Hemophilia Center, General Medicine, Padua University Hospital, Padua, Italy.
Center for Hemorrhagic and Thrombotic Diseases, IRCCS A. Gemelli University Hospital Foundation, Rome, Italy.
Blood Transfus. 2023 Sep;21(5):441-451. doi: 10.2450/2023.0235-22. Epub 2023 Jan 26.
Over the last three decades, the continuous evolution of recombinant factor VIII (rFVIII) concentrates for replacement treatment of hemophilia A, including recent extended half-life products, implies that patients may switch from one product to another, technologically more advanced, with the aim of improving treatment efficacy, safety, management and, ultimately, quality of life. In this scenario, the issues of bioequivalence of rFVIII products and the clinical implications of their interchangeability are keenly debated, in particular when economic reasons or purchasing systems influence product availability and choices. Although sharing the same Anatomical Therapeutic Chemical (ATC) level, rFVIII concentrates, as other biological products, show relevant differences in terms of molecular structure, source and manufacturing process, which make them unique products, recognized as new active substances by regulatory agencies. Moreover, data from clinical trials with both standard and extended half-life products clearly document the large inter-patient variability of pharmacokinetic profiles after administering the same dose of the same product; in cross-over evaluations, even when mean values are comparable, some patients show better patterns with one product or with the comparator one. Pharmacokinetic assessment thus reflects the response to a specific product in the individual patient, with his genetic determinants, only partially identified, affecting the behavior of exogenous FVIII. These concepts, consistent with the currently recommended approach of personalization of prophylaxis, are discussed in this position paper endorsed by the Italian Association of Hemophilia Centers (AICE), highlighting that ATC or other available classifications do not completely consider differences between drugs and innovations and that substitutions of rFVIII products will not invariably ensure the previously achieved clinical outcomes or generate benefits for all patients.

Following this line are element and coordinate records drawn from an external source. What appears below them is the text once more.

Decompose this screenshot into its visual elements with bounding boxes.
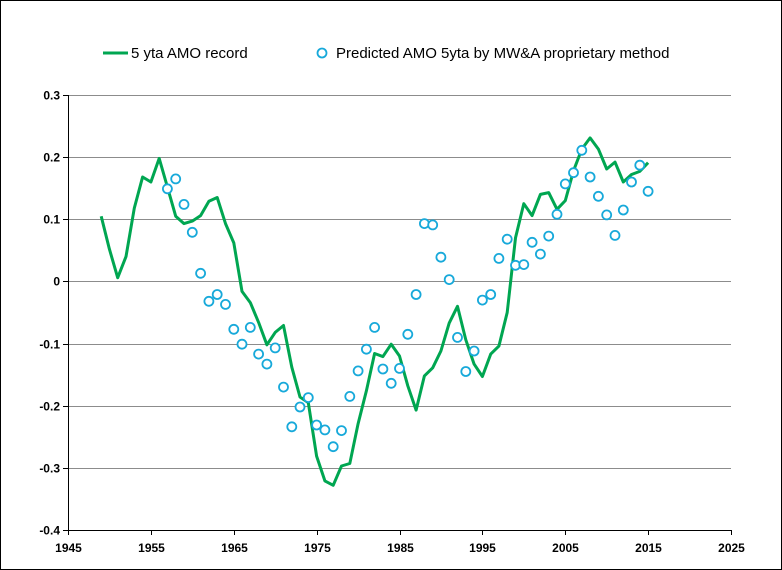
predicted-point <box>476 294 488 306</box>
x-tick-label: 2015 <box>635 541 662 555</box>
amo-record-line <box>99 136 650 487</box>
x-tick-label: 1985 <box>387 541 414 555</box>
y-tick-label: -0.1 <box>39 338 60 352</box>
predicted-point <box>402 328 414 340</box>
predicted-point <box>170 173 182 185</box>
x-tick-label: 1955 <box>138 541 165 555</box>
legend-label-amo-record: 5 yta AMO record <box>131 45 248 62</box>
y-tick-label: -0.3 <box>39 462 60 476</box>
predicted-point <box>626 176 637 188</box>
predicted-point <box>302 392 314 404</box>
y-tick-label: 0.1 <box>43 213 60 227</box>
predicted-point <box>518 259 530 271</box>
y-tick-label: -0.2 <box>39 400 60 414</box>
y-tick-label: 0 <box>53 275 60 289</box>
plot-series <box>99 136 654 487</box>
x-tick-label: 1965 <box>221 541 248 555</box>
predicted-point <box>178 198 190 210</box>
predicted-point <box>394 362 405 374</box>
predicted-point <box>443 274 455 286</box>
predicted-point <box>377 363 389 375</box>
predicted-point <box>485 289 497 300</box>
predicted-point <box>294 401 306 413</box>
predicted-point <box>352 365 364 377</box>
x-tick-label: 2005 <box>552 541 579 555</box>
predicted-point <box>435 251 447 263</box>
predicted-point <box>427 219 439 231</box>
predicted-point <box>327 441 339 453</box>
predicted-point <box>244 321 256 333</box>
predicted-point <box>576 144 588 156</box>
predicted-point <box>410 289 422 300</box>
predicted-point <box>642 185 654 197</box>
predicted-point <box>385 377 397 389</box>
legend: 5 yta AMO record Predicted AMO 5yta by MW… <box>103 45 669 62</box>
predicted-point <box>593 190 604 202</box>
y-tick-label: 0.2 <box>43 151 60 165</box>
gridlines <box>68 95 731 531</box>
predicted-point <box>253 348 265 360</box>
predicted-point <box>609 229 621 241</box>
x-tick-label: 1975 <box>304 541 331 555</box>
predicted-point <box>543 230 555 242</box>
predicted-point <box>601 209 613 221</box>
predicted-point <box>269 342 281 354</box>
predicted-point <box>535 248 546 260</box>
predicted-point <box>551 208 563 220</box>
predicted-point <box>220 298 231 310</box>
predicted-point <box>311 419 323 431</box>
predicted-point <box>319 424 331 436</box>
predicted-point <box>278 381 289 393</box>
predicted-point <box>617 204 629 216</box>
predicted-point <box>559 178 571 190</box>
predicted-point <box>286 421 298 433</box>
predicted-point <box>211 289 223 300</box>
predicted-point <box>468 345 480 357</box>
predicted-point <box>228 323 240 335</box>
predicted-point <box>360 343 372 355</box>
predicted-point <box>261 358 273 370</box>
predicted-point <box>344 390 356 402</box>
predicted-point <box>584 171 596 183</box>
predicted-point <box>452 331 463 343</box>
predicted-point <box>493 252 505 264</box>
predicted-point <box>161 183 173 195</box>
predicted-point <box>369 321 381 333</box>
legend-marker-swatch <box>316 47 328 59</box>
predicted-point <box>634 159 646 171</box>
legend-label-predicted: Predicted AMO 5yta by MW&A proprietary m… <box>336 45 669 62</box>
predicted-point <box>203 295 215 307</box>
predicted-point <box>460 366 472 377</box>
predicted-point <box>195 267 207 279</box>
predicted-point <box>236 338 248 350</box>
axes: 0.3 0.2 0.1 0 -0.1 -0.2 -0.3 -0.4 1945 1955 1965 19… <box>39 89 745 556</box>
predicted-point <box>501 233 513 245</box>
predicted-point <box>186 226 198 238</box>
x-tick-label: 1995 <box>469 541 496 555</box>
y-tick-label: -0.4 <box>39 524 60 538</box>
predicted-point <box>568 167 579 179</box>
predicted-point <box>526 236 538 248</box>
predicted-point <box>336 425 347 437</box>
x-tick-label: 2025 <box>718 541 745 555</box>
y-tick-label: 0.3 <box>43 89 60 103</box>
x-tick-label: 1945 <box>55 541 82 555</box>
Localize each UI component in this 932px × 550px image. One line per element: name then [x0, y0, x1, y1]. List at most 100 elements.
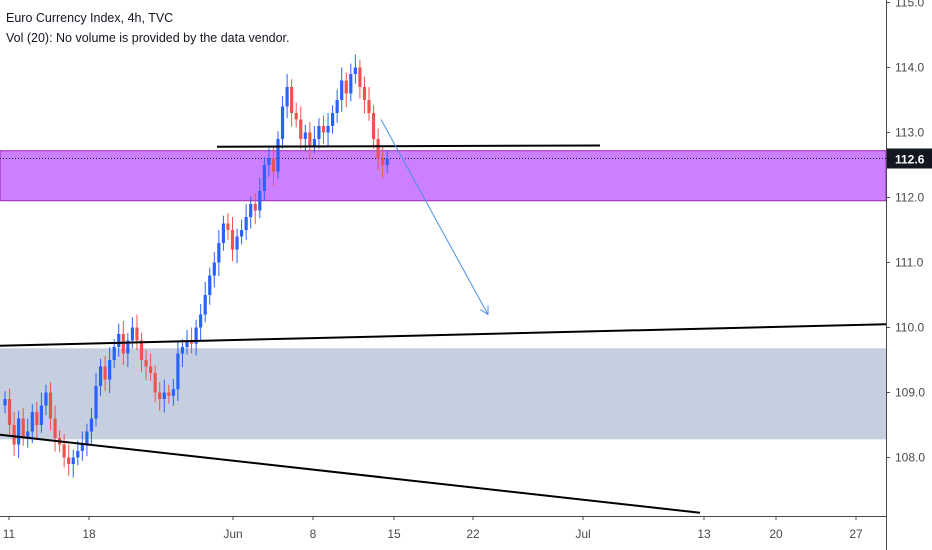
- candle: [139, 332, 144, 372]
- chart-legend: Euro Currency Index, 4h, TVC Vol (20): N…: [6, 8, 290, 48]
- candle: [17, 410, 21, 459]
- candle-body: [326, 126, 330, 133]
- projection-arrow-line: [380, 119, 489, 315]
- candle: [331, 105, 335, 134]
- candle: [208, 267, 212, 305]
- time-tick-label: 20: [769, 527, 783, 541]
- candle-body: [199, 314, 203, 328]
- candle-body: [385, 158, 389, 165]
- candle-body: [371, 113, 376, 139]
- candle-body: [235, 236, 239, 250]
- candle-body: [171, 389, 175, 396]
- lower-trend-line: [0, 433, 701, 514]
- candle-body: [335, 100, 339, 113]
- current-price-tag: [887, 148, 932, 169]
- candle: [367, 87, 371, 121]
- candle-body: [358, 67, 362, 87]
- candle-body: [294, 113, 298, 120]
- candle-body: [308, 132, 312, 146]
- price-axis[interactable]: 108.0 109.0 110.0 111.0 112.0 113.0 114.0 115.0…: [886, 0, 932, 550]
- candle: [253, 193, 257, 225]
- candle-body: [344, 80, 348, 94]
- candle: [353, 54, 357, 84]
- candle: [371, 105, 376, 149]
- time-tick-label: 11: [3, 527, 16, 541]
- candle-body: [135, 327, 139, 341]
- candle: [94, 373, 98, 427]
- candle-body: [317, 126, 321, 139]
- candle: [171, 378, 175, 406]
- candle-body: [139, 340, 144, 360]
- candle: [162, 379, 166, 413]
- candle-body: [321, 126, 326, 133]
- time-tick-label: 13: [697, 527, 711, 541]
- candle: [340, 67, 344, 112]
- candle: [185, 330, 189, 355]
- time-tick-label: Jul: [575, 527, 590, 541]
- candle-body: [35, 412, 39, 425]
- candle: [321, 115, 326, 145]
- candle-body: [98, 366, 103, 386]
- candle-body: [240, 230, 244, 237]
- candle-body: [21, 418, 25, 438]
- projection-arrow-head: [480, 305, 489, 316]
- candle-body: [26, 431, 30, 438]
- candle-body: [30, 412, 34, 432]
- candle-body: [85, 431, 89, 445]
- candle-body: [7, 399, 12, 425]
- price-tick-label: 110.0: [895, 321, 924, 335]
- candle-body: [285, 87, 289, 107]
- candle-body: [185, 340, 189, 347]
- time-axis-bg: [0, 516, 886, 550]
- candle-body: [258, 191, 262, 211]
- candle: [21, 408, 25, 446]
- candle-body: [67, 457, 71, 464]
- candle: [290, 79, 294, 127]
- candle: [39, 392, 43, 433]
- candle: [167, 384, 171, 404]
- price-axis-bg: [886, 0, 932, 550]
- candle-body: [167, 392, 171, 396]
- candle: [30, 404, 34, 444]
- candle: [217, 230, 221, 277]
- candle: [317, 118, 321, 149]
- candle: [112, 339, 116, 368]
- candle-body: [312, 139, 316, 146]
- candle: [280, 96, 285, 149]
- time-axis[interactable]: 11 18 Jun 8 15 22 Jul 13 20 27: [0, 516, 886, 550]
- candle: [226, 213, 230, 240]
- candle: [3, 391, 7, 414]
- candle-body: [176, 353, 180, 390]
- candle: [262, 157, 266, 201]
- candle: [35, 401, 39, 439]
- candles-layer: [3, 54, 389, 478]
- candle-body: [130, 327, 134, 341]
- candle: [71, 449, 75, 478]
- candle: [276, 131, 280, 180]
- price-tick-label: 113.0: [895, 126, 924, 140]
- candle-body: [117, 334, 121, 347]
- candle: [126, 332, 130, 368]
- candle-body: [80, 444, 84, 451]
- candle: [249, 196, 253, 229]
- support-trend-line: [0, 323, 887, 347]
- candle-body: [3, 399, 7, 406]
- candle: [80, 431, 84, 461]
- candle: [385, 150, 389, 173]
- candle-body: [253, 204, 257, 211]
- horizontal-line: [216, 144, 601, 148]
- candle-body: [89, 418, 94, 432]
- candle-body: [12, 425, 16, 445]
- candle-body: [53, 418, 57, 438]
- time-tick-label: 18: [82, 527, 96, 541]
- candle: [48, 382, 53, 431]
- candle: [62, 434, 66, 468]
- candle: [212, 252, 216, 288]
- candle-body: [112, 347, 116, 360]
- candle: [244, 204, 248, 240]
- candle: [158, 382, 162, 411]
- candle-body: [48, 392, 53, 419]
- time-tick-label: 22: [466, 527, 480, 541]
- candle: [98, 358, 103, 396]
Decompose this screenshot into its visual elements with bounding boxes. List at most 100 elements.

在过去的三十年中,重组凝血因子 VIII(rFVIII)浓缩物的不断发展,用于替代治疗甲型血友病,包括最近的延长半衰期产品,这意味着患者可能会从一种产品切换到另一种技术更先进的产品,以提高治疗效果、安全性、管理水平,并最终提高生活质量。在这种情况下,rFVIII 产品的生物等效性问题及其可互换性的临床意义备受争议,尤其是当经济原因或采购系统影响产品的可获得性和选择时。

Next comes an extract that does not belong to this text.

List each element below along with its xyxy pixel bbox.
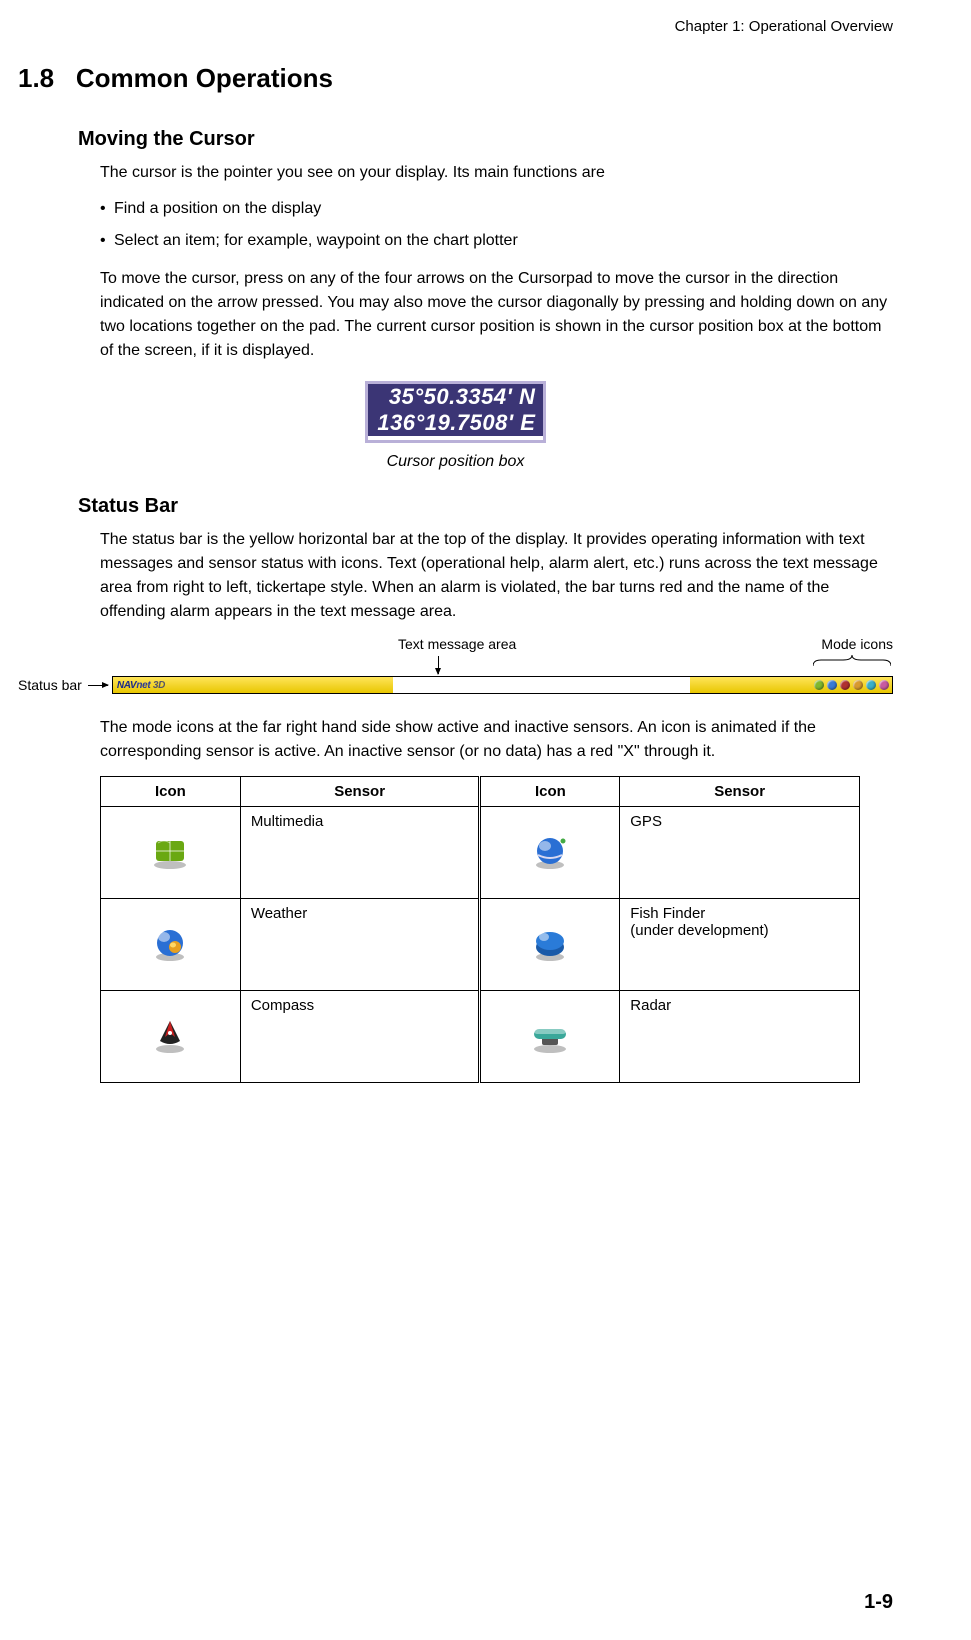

尽管 rFVIII 浓缩物与其他生物制品共享相同的解剖治疗化学(ATC)水平,但在分子结构、来源和制造工艺方面存在显著差异,这使它们成为独特的产品,被监管机构认定为新的活性物质。此外,标准半衰期和延长半衰期产品的临床试验数据清楚地记录了在给予相同剂量的同一产品后,药代动力学特征的个体间巨大差异;在交叉评估中,即使平均值可以比较,一些患者仍表现出对一种产品或对照产品更好的模式。因此,药代动力学评估反映了个体患者对特定产品的反应,其遗传决定因素仅部分确定,影响外源性 FVIII 的行为。
这些概念与目前推荐的个体化预防方法一致,在本文中进行了讨论,并得到了意大利血友病中心协会(AICE)的认可,强调 ATC 或其他可用的分类法并未完全考虑药物和创新之间的差异,rFVIII 产品的替代也不会始终确保先前达到的临床结果或为所有患者带来益处。